Last Saturday, Los Angeles City Councilmember David Ryu hosted a neighborhood meeting on possible safety improvements for Sixth Street from Fairfax Avenue to La Brea Avenue in the Mid-City West area. The one-mile stretch of roadway runs along along the north side of the L.A. County Art Museum and along the south side of Park La Brea. This part of Sixth Street is a block north of two under-construction Metro Purple Line Subway stations on Wilshire at Fairfax and at La Brea.
For about a half-mile, especially between Hauser Boulevard and Fairfax, Sixth Street widens significantly. Along with the wider lanes comes increased speeding and increased crashes, injuries, and deaths.
According to the city, this stretch of Sixth Street saw two traffic deaths in 2016. At Sixth and Hauser, a cyclist was killed on September 1. At Sixth and Ogden Drive, a pedestrian was killed on August 10. On July 11, 2012, a particularly gruesome incident saw a morning driver jump the curb and kill a pedestrian by crushing her against a building. Herbie Huff, a city planner and resident of this area, says that “it’s glaringly obvious to anyone who lives here that this street is awful and needs to change. We hear cars crashing all the time, and find the leftover pieces of glass and metal the next day after the wreckage is cleaned up.”
SWITRS data, mapped above, show numerous serious collisions all along the corridor.
For several years, the Mid-City West Community Council (MCWCC) has been pushing the city of Los Angeles to make this stretch of Sixth safer. MCWCC worked with LADOT to propose safety improvements, including a road diet. The 2016 MCWCC-approved plan was also supported by the Park La Brea Residents Association, La Brea Hancock HOA, Greater Miracle Mile Chamber of Commerce, and L.A. Walks.
To date, the MCWCC plan has barely been acknowledged by Councilmember Ryu.

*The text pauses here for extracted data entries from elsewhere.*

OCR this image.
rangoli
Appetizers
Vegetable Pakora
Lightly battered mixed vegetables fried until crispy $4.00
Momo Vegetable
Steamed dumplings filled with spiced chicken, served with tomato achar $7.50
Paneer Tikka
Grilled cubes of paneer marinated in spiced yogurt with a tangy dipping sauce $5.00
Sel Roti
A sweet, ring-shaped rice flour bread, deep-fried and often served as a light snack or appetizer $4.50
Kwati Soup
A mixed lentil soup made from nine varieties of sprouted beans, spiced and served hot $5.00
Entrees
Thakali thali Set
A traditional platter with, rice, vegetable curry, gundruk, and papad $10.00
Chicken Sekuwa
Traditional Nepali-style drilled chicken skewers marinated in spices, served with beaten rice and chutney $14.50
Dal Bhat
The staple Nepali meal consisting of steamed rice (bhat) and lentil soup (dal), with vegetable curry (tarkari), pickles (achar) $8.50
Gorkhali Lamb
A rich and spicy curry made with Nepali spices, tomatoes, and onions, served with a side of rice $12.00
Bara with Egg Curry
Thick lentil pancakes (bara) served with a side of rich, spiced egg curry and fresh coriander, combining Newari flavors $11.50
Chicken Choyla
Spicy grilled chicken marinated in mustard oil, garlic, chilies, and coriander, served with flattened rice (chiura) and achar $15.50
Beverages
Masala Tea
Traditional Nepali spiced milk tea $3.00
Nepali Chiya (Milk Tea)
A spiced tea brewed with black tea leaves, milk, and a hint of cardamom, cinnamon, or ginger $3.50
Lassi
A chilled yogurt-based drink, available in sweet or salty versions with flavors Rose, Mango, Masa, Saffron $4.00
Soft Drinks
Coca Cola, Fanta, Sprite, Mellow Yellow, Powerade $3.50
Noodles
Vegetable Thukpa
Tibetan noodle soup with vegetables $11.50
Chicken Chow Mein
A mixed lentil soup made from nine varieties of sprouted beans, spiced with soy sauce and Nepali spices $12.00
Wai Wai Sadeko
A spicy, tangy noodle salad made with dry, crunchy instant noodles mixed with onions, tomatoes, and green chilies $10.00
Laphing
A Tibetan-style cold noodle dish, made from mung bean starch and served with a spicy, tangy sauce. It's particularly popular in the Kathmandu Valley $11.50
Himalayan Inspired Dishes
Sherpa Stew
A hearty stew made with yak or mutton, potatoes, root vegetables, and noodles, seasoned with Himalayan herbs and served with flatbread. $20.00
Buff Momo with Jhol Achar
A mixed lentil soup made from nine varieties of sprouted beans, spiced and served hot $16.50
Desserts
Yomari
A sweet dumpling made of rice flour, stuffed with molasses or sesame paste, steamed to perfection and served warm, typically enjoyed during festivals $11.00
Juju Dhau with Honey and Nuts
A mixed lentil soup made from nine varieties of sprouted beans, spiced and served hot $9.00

Ryu expressed skepticism about road diets, asserting (minute 3:00) that road diets are “creating traffic” so “be careful what you ask for” but stated that (minute 32:00) despite “unintended consequences” he would study and “consider” the neighborhood council’s Sixth Street road diet plan.

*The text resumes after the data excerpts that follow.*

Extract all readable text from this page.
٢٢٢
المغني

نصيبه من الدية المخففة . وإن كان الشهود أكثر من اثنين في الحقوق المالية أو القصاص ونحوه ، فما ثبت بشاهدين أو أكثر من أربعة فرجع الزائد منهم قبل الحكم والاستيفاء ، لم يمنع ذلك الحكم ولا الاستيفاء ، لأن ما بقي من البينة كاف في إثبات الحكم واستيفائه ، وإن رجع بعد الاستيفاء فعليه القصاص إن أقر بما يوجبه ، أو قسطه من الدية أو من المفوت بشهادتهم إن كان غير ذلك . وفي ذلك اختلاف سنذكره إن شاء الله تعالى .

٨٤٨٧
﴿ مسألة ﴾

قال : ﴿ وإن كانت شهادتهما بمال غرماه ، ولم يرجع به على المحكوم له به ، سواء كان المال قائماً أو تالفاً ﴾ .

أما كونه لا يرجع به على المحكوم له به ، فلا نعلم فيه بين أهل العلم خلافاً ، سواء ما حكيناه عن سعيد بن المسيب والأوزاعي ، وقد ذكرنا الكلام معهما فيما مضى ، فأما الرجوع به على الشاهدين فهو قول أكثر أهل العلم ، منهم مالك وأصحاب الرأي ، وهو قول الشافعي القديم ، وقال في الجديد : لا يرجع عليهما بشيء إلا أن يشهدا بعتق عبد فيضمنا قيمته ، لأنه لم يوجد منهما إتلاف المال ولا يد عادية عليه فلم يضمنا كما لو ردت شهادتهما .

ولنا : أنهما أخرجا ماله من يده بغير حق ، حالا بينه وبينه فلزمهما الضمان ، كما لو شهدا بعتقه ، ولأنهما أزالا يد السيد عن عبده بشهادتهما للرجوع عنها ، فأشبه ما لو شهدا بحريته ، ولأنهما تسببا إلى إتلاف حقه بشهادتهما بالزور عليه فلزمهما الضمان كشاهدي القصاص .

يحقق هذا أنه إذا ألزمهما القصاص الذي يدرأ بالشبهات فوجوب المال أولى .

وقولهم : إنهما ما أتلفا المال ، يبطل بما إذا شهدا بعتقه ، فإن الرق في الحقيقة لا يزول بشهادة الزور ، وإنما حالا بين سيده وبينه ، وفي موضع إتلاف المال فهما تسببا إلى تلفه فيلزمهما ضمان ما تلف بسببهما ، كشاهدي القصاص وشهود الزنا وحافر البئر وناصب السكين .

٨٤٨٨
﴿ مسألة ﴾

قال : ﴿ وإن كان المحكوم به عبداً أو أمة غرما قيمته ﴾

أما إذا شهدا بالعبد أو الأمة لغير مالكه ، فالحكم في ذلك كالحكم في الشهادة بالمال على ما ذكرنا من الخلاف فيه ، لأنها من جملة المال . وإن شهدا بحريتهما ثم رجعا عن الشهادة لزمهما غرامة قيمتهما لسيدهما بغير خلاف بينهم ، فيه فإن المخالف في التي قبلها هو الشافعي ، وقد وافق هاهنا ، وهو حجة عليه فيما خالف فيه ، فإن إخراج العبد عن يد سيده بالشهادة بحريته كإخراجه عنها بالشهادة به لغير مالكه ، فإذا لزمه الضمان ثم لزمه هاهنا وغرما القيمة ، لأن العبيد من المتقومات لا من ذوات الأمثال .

At Councilmember Ryu’s neighborhood meeting Saturday, two options were presented for this portion of Sixth Street:
- Option A – New Left Turn Pockets. This option would remove some on-street parking to add left-turn pockets at La Brea and Hauser, and to add capacity to the existing westbound left-turn pocket at Fairfax.
- Option B – Road Diet. This option is very similar to the MCWCC plan. The road diet would eliminate a travel lane in each direction, adding a continuous left-turn lane allowing for easier left turns at La Brea, Detroit Street, Cloverdale Avenue, Cochran Avenue, Dunsmuir Avenue, Burside Avenue, Ridgeley Drive, and Hauser. The consultant’s (Kimley-Horn) maps showed the road diet taking away a half-dozen blocks of on-street parking (this was disputed by locals, see below).

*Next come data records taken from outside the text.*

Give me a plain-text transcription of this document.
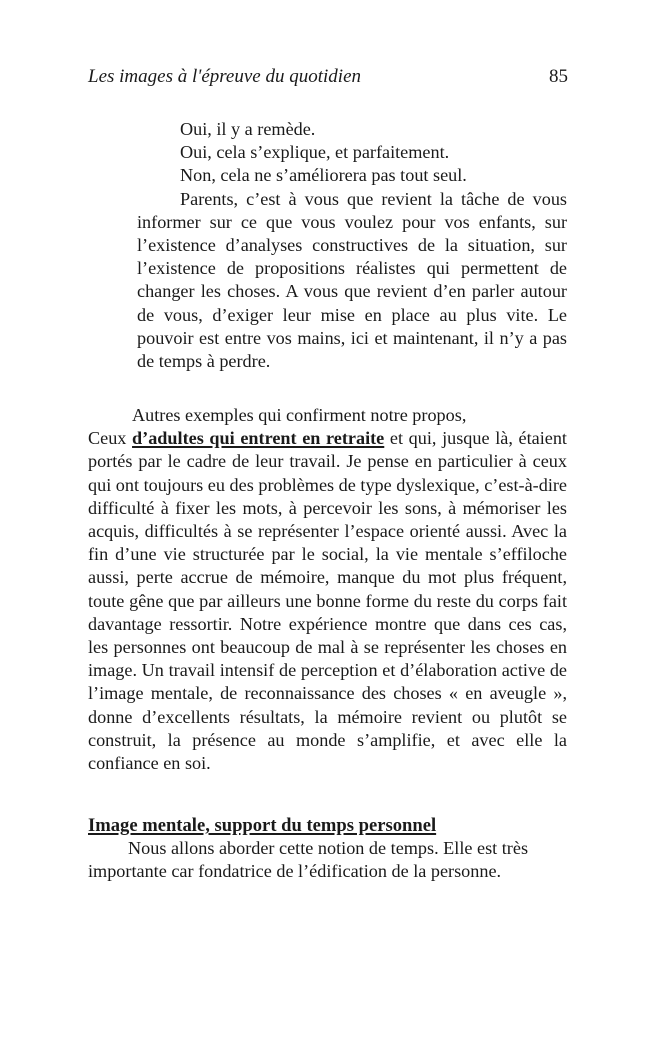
Les images à l'épreuve du quotidien	85
Oui, il y a remède.
Oui, cela s’explique, et parfaitement.
Non, cela ne s’améliorera pas tout seul.

Parents, c’est à vous que revient la tâche de vous informer sur ce que vous voulez pour vos enfants, sur l’existence d’analyses constructives de la situation, sur l’existence de propositions réalistes qui permettent de changer les choses. A vous que revient d’en parler autour de vous, d’exiger leur mise en place au plus vite. Le pouvoir est entre vos mains, ici et maintenant, il n’y a pas de temps à perdre.

Autres exemples qui confirment notre propos,

Ceux d’adultes qui entrent en retraite et qui, jusque là, étaient portés par le cadre de leur travail. Je pense en particulier à ceux qui ont toujours eu des problèmes de type dyslexique, c’est-à-dire difficulté à fixer les mots, à percevoir les sons, à mémoriser les acquis, difficultés à se représenter l’espace orienté aussi. Avec la fin d’une vie structurée par le social, la vie mentale s’effiloche aussi, perte accrue de mémoire, manque du mot plus fréquent, toute gêne que par ailleurs une bonne forme du reste du corps fait davantage ressortir. Notre expérience montre que dans ces cas, les personnes ont beaucoup de mal à se représenter les choses en image. Un travail intensif de perception et d’élaboration active de l’image mentale, de reconnaissance des choses « en aveugle », donne d’excellents résultats, la mémoire revient ou plutôt se construit, la présence au monde s’amplifie, et avec elle la confiance en soi.

Image mentale, support du temps personnel

Nous allons aborder cette notion de temps. Elle est très importante car fondatrice de l’édification de la personne.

A questionnaire was distributed for attendees to express their preferences, though the survey did not match the options presented. The survey did not include option A or B, nor did it include bike lanes, the road diet, nor the road diet’s left-turn pockets. The survey asked attendees to respond yes/no to numerous continental “zebra” crosswalks that are standard for the city of L.A. – something which is a bit like asking whether folks support having all three colors in a traffic signal.
Hard to judge whether people support bike lanes when you don’t even ask them if they do pic.twitter.com/mOyBzPjzOr
— Michael (@topomodesto) October 21, 2017
Mid-City West Community Council leaders and livability advocates expressed a great deal of skepticism about the forum, the survey, minimal attendance, errors in the presentation boards and the plans presented.
Advocates displayed a sign urging “best practices over best politics.”
According to MCWCC board chair Scott Epstein, the road diet would remove only four to six parking spaces between Dunsmuir and Cochran; these are to connect to Cochran so that cyclists can transition to 4th Street. According to Epstein, the road diet would yield “a net gain in parking” by removing peak-hour and daytime parking restrictions. Per Epstein, the MCWCC plan would remove current 7 a.m. to 7 p.m. restrictions for three blocks from Cochran to La Brea, and remove current peak-hour parking restrictions for two blocks from Ridgeley to Dunsmuir.
Epstein criticizes Option A, stating it “sacrifices a ton of parking in a neighborhood that is demanding more, not less parking.”
MCWCC representative Mehmet Berker further comments that the consultant’s maps did not make clear the implications of adding a left-turn pocket from eastbound Sixth onto northbound La Brea. According to Berker, LADOT staff told him that “[LADOT] wouldn’t want to do the La Brea left-turn pocket unless they extended the road diet configuration east past La Brea… so their Option A configuration showed new turn pockets at two intersections where there’d be one.” With La Brea in question, Option A would add left turn pockets at only one intersection: Hauser.
Ryu has said that he makes it a priority to listen to communities in making his decisions. The next steps toward Sixth Street safety are in his court.